North Korea on Monday reported eight new deaths and 392,920 more people with fever symptoms amid a growing COVID-19 outbreak as leader Kim Jong Un blasted officials over delays in medicine deliveries and ordered his military to get involved in the pandemic response in the country's capital, Pyongyang.
The North's emergency anti-virus headquarters said more than 1.2 million people fell ill amid a rapid spread of fever since late April and about 564,860 are currently under quarantine.
The eight new deaths reported in the 24 hours through 6 pm Sunday brought its death toll to 50. State media didn't specify how many of the fever cases and deaths were confirmed as COVID-19 infections.
Experts say the failure to slow the virus could have dire consequences for North Korea, considering its poor health care system.
Its population of 26 million people is believed to be mostly unvaccinated after their government had shunned millions of shots offered by the UN-backed COVAX distribution program, likely over concerns related to international monitoring requirements.
North Korea acknowledged its first COVID-19 outbreak last Thursday when it announced that an unspecified number of people in Pyongyang tested positive for the omicron outbreak. It had previously held for more than two years to a widely doubted claim of a perfect record keeping out the virus that has spread to nearly every place in the world.
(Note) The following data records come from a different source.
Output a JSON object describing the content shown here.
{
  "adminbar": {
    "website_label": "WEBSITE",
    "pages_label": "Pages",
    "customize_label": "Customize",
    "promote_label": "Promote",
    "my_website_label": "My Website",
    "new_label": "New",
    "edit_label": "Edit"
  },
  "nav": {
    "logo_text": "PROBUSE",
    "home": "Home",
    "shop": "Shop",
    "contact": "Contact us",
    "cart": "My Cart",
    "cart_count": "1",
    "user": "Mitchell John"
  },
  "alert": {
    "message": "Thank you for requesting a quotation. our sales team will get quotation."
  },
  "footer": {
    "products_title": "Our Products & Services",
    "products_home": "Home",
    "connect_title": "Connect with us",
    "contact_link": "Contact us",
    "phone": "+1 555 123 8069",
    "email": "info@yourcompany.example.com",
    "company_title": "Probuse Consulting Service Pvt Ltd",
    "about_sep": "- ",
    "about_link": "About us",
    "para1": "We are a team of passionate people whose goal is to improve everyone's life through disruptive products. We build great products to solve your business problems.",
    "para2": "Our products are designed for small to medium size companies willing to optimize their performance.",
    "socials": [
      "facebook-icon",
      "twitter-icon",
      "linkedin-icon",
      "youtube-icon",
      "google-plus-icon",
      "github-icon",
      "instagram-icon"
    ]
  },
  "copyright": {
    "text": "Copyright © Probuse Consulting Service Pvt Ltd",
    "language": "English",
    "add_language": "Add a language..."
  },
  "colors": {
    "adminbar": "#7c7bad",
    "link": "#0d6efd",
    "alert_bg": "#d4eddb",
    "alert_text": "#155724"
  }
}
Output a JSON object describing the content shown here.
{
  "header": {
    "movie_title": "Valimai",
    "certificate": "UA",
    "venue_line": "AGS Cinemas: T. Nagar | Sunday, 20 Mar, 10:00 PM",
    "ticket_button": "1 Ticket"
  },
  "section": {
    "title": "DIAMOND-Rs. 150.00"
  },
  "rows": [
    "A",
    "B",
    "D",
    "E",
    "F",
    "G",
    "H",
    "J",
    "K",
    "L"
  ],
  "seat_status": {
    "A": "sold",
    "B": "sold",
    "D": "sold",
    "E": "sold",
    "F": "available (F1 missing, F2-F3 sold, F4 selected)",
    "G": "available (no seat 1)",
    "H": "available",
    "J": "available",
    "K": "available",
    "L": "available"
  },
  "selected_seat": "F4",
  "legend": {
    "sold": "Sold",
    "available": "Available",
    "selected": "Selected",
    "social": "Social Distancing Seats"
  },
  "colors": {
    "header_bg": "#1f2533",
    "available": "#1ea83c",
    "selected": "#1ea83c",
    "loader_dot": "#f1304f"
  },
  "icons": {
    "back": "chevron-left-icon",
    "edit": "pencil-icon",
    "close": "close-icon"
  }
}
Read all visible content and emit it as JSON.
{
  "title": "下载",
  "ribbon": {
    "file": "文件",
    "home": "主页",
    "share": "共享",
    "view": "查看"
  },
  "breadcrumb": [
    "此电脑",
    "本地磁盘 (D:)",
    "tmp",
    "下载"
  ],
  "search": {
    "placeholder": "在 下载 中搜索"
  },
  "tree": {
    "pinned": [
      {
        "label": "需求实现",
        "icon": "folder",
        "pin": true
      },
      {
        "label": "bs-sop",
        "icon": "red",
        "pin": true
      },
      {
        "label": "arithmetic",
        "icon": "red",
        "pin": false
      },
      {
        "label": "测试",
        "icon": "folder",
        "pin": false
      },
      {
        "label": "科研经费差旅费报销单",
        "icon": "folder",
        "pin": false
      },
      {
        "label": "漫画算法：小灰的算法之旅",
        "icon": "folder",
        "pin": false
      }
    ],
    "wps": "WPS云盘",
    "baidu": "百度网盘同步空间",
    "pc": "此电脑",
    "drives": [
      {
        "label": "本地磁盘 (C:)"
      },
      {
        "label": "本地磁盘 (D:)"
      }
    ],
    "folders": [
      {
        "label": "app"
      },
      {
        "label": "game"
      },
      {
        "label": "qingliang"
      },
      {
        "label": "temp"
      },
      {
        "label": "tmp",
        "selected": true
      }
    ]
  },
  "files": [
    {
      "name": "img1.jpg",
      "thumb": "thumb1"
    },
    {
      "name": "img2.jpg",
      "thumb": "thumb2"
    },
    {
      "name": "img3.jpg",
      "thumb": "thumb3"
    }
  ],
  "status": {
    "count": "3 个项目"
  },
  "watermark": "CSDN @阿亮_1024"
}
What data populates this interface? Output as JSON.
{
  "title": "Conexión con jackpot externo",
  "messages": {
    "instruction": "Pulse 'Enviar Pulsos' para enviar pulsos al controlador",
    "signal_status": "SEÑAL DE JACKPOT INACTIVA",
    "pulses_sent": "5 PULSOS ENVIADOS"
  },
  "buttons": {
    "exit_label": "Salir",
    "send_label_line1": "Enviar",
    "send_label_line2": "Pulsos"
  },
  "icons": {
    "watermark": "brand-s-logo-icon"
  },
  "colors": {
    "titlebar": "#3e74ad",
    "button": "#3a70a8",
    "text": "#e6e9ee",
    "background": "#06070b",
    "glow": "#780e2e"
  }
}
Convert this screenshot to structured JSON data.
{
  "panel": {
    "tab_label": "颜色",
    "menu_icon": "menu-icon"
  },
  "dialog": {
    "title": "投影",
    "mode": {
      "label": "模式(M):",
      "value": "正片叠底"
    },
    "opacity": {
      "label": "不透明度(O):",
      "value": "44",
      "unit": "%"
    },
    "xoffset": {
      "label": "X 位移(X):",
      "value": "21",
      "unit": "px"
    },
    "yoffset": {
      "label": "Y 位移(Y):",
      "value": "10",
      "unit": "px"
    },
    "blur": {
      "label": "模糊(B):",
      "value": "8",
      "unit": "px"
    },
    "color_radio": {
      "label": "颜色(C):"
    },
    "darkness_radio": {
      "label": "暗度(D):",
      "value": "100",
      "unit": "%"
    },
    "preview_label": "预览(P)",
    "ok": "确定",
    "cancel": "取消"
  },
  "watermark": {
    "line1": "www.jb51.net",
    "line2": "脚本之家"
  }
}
Kim during a ruling party Politburo meeting on Sunday criticised government and health officials over what he portrayed as a botched pandemic response, saying state medicine supplies aren't being supplied to pharmacies in time because of their “irresponsible work attitude” and lack of organisation, the North's official Korean Central News Agency said.
The Politburo had issued an emergency order to immediately release and quickly distribute state medicine reserves and for pharmacies to switch over to 24-hour shifts, but Kim said such steps weren't being properly implemented.
Kim ordered that the medical units of his military to get involved in stabilising the supply of medicine in Pyongyang, KCNA said.
North Korea's claim of a perfect record in keeping out the virus for 2 1/2 years was widely doubted. But its extremely strict border closure, large-scale quarantines and propaganda that stressed anti-virus controls as a matter of “national existence” may have staved off a huge outbreak until now.